In line with the complexity of the additional data being requested in the second tranche, it was agreed that industry would not provide this data until 29 September 2017.  Insurance Ireland engaged independent consultants Verisk to collect and compile the data in the case of this more complex data set.  On 18 December 2017, a return, in the form of a report by Verisk outlining certain data and conclusions, was submitted to the Department by Insurance Ireland.

The Department while accepting that the process to collate the data was rigorous, emphasises that any conclusions reached on the data are Verisk’s and have not been subject to any further actuarial analysis by it or the Central Bank.  This is because, from a practical and cost perspective, there was little to be gained in the subgroup’s view from procuring a further actuarial analysis to verify the return, as to do so was unlikely to result in a major difference in outcome due to the fairly detailed approach to the gathering of this data by Verisk.  However, some clarifications in relation to the data and conclusions arrived at were sought and received from Insurance Ireland and Verisk.

Content of the Report

The attached Report has been prepared by the Sub-group using the data provided by Verisk on behalf of Insurance Ireland.

The key difference from the first report is that the claim costs presented in this report are ultimate claim costs.  In that regard, detailed information is provided on:

  • the projected ultimate frequency (i.e. the number of claims per policy) and average cost per claim for:
    • Third Party Injury claims, split into those claims where the Incurred Cost was always less than or equal to €250,000, and claims where the Incurred Cost was ever greater than €250,000;
    • total Third Party Injury claims;
  • the projected ultimate frequency and average cost per claim for non-Injury claims, split into Third Party Damage, Own Damage (i.e. claims made by an insured party for accidental damage to their own vehicle), other property-related claims (such as Fire and Theft), and Windscreen claims; and
  • the projected ultimate claim cost per policy for each claim type.
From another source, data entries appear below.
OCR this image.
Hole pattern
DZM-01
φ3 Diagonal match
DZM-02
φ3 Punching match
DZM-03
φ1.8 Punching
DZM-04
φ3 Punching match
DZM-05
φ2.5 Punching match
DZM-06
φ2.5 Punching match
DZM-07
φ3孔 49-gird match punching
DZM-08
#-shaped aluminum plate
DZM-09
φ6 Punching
The Report includes a Summary of Key Data at the outset and appendices at the end setting out some of the relevant data received, the market coverage of those surveyed, the data return rates and methodologies used.

  • Part 1 of the Report sets out general information on the motor insurance sector.
  • Part 2 provides information on overall ultimate claims costs trends.
  • Part 3 looks at Third Party Injury ultimate claims costs trends.
  • Part 4 looks at Non-Injury ultimate claims costs trends.
  • Part 5 provides details on earned premium and exposure.

The Report is neutral in its presentation of the statistics and does not seek to engage in extrapolation or speculation.

Conclusions of the Exercise

The Sub-group believes that this exercise continues to lay the groundwork for the effective establishment of the National Claims Information Database as it helps to get insurers into the right frame of mind in terms of preparation for this next step.  However, the significant scale of the exercise also demonstrates how complex this whole area is and reinforces the importance of having a National Claims Information Database type framework arrangement in place sooner rather than later.